Short Story Collections - Here we Go!

I am doing four short story collections at the same time - what an addict eh?  In the truck, I have a CD Great Classic Love Stories.  I bought it for one reason - James Joyce's story, The Dead, is on it.  I have read this story at least four times but I wanted to hear it spoken aloud.  So I have listened to it twice.  This story is so rich, so mysterious, so wonderful.  It is my all round favourite short story. OK so I am obsessed but every reader is obsessed by a certain book, or a certain story.  At least I think so.

I have three short story collections in book form. First is the Giller nominee Light Lifting by Alexander MacLeod much recommended by friend and short story writer Collette Maitland. MacLeod writes tough, punchy prose.  He likes his sentences short and strong.  He does not flinch at a sentence fragment. In fact he likes them.  I have just read the first story, Miracle Mile.  It deals with the all-consuming longing and the squirrely insanity of dedicated athletes.  Memorable stuff.

The second Giller nominee is This Cake is for the Party by Sarah Selecky.  I knew nothing about the author or the book until I started to read Throwing Cotton, a story of a not-so-nice group of friends and a woman who wants to become pregnant with an unreliable guy.  Complex interesting characters but... See last paragraph of this post.

The First Wives Club Coast Salish Style by Lee Maracle.  I started with the last story, The Canoe, the story of a child's struggle with the death of her mother.  Lovely prose, deeply felt.  I was with the kid every minute.

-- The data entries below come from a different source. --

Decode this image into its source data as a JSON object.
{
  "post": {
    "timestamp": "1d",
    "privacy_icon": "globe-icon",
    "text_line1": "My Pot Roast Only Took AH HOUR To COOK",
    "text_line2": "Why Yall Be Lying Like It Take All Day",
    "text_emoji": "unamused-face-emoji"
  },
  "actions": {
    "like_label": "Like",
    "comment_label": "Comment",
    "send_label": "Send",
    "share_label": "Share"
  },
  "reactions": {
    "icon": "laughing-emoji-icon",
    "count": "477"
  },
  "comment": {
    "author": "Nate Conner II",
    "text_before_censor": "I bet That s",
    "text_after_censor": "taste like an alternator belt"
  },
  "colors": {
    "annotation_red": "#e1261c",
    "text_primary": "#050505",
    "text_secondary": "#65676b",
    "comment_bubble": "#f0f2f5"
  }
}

An interesting article by Nicole Dixon in the magazine Canadian Notes and QueriesDixon says the passive female is back in Canadian lit which is awash in women characters who stand around, mope and let things happen, alas, alack. "Stories about passive female characters who do not make choices cannot move a plot forward, resulting in the plotless word clouds that often masquerade as fiction in this country."  Feminism has disappeared from our literature and now the heroine's biggest accomplishment is to get pregnant, says Dixon who provides lots of interesting examples from recent Can Lit.